No one likes paying rent. Who wants to help someone else build equity in a house?
Get ready for rent to become even less enjoyable. Rents are climbing as the number of available rental units is declining, according to a report from research firm Reis Inc.
At the same time, the real estate market is overflowing with “for-sale” homes at rock-bottom prices. Could it be time for you to make a home purchase?
Rental supply is short, demand is high
If you’re a renter, you’ve probably noticed that rentals are getting tougher to find. And it’s not just a local phenomenon. Nationwide rental vacancies hit a 10-year low in the fourth quarter of 2011, falling from 6.6 percent to 5.2 percent for the same period last year, according to Reis.
The rental market is full of new clientele who have traditionally pursued homeownership. Foreclosures have pushed many former homeowners into the rental market, and many potential first-time buyers can’t meet today’s stricter mortgage standards.
The huge rental demand is inching closer to exhausting available supply. Builders are having trouble getting loans, so fewer new units are being built. A total of 37,678 new apartment units were completed in 2011, which is the lowest annual total in 31 years of Reis data.
Short supply and huge demand is great news for the nation’s landlords. Backed by full properties and long waiting lists, landlords can put the squeeze on renters in the form of higher rent. Rents climbed to their highest levels since 2007, at $1,009 per month (fourth quarter 2011 nationwide average), according to Reis.
Homebuyers in short supply
As rents rise, housing prices remain in decline. The national median existing-home sales price fell to $166,100 in 2011, according to the National Association of Realtors. The 2011 figure represents a 3.7 percent decrease from the 2010 figure, making it an undeniable buyer’s market.
It’s a great time to buy a cheap home, but qualified buyers are scarce. In the face of the housing meltdown, many lenders have tightened requirements and allow only the most unblemished applicants to obtain new mortgages.
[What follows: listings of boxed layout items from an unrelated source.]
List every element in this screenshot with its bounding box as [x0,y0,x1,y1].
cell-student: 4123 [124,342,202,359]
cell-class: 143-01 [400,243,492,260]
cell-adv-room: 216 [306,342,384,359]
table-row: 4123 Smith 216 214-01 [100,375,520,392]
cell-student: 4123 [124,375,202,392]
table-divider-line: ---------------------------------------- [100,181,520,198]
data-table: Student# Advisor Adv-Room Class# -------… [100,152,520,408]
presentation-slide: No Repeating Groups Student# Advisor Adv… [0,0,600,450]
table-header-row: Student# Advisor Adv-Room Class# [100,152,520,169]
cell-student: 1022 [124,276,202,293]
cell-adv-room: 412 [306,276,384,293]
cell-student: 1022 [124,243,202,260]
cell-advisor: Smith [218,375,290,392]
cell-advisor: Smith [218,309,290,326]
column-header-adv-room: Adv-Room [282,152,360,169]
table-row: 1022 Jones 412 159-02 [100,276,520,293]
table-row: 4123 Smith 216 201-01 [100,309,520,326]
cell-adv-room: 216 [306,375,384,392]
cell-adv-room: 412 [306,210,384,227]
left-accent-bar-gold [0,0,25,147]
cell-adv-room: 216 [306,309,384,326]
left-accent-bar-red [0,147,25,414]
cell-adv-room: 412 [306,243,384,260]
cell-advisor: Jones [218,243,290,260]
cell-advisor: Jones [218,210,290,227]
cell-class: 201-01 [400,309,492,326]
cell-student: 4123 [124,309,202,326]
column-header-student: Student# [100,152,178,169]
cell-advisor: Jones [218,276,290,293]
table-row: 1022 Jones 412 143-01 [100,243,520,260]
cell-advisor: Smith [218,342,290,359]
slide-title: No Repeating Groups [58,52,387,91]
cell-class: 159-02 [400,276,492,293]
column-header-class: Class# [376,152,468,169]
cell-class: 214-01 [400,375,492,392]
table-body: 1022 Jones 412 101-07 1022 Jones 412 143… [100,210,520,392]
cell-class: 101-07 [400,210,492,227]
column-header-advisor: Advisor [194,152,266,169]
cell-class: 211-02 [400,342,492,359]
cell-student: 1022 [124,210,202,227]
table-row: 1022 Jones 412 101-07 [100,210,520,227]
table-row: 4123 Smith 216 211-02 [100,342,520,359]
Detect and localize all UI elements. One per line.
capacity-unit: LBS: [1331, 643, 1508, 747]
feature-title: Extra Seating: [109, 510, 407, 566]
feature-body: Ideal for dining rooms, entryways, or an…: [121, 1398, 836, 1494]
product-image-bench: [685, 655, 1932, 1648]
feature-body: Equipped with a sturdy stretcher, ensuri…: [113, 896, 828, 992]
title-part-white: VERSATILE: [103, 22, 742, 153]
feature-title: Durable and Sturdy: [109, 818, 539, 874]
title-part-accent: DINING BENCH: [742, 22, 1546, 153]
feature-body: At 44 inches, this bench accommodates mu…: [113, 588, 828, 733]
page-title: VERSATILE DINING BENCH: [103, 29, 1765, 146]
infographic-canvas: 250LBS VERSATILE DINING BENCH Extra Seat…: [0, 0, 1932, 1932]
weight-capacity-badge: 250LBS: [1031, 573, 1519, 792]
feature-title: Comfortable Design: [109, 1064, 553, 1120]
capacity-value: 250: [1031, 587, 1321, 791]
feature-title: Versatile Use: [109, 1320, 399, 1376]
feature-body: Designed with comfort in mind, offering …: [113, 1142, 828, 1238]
As a result, homeownership rates continued their seven-year decline and fell to 66 percent in the fourth quarter of 2011, according to the U.S. Census Bureau.
Is it time to buy?
While many loan programs are heightening restrictions, VA loans continue to offer relaxed qualification standards to military buyers. Less stringent credit score and income requirements can make a well-timed purchase possible for veterans locked out of other financing options.
Buying a home certainly isn’t the perfect route for everyone. Take a look at your finances, and talk to a VA lender about your options. If you’re in good financial position to purchase a home, now may be the best time ever to make the move from renter to homeowner.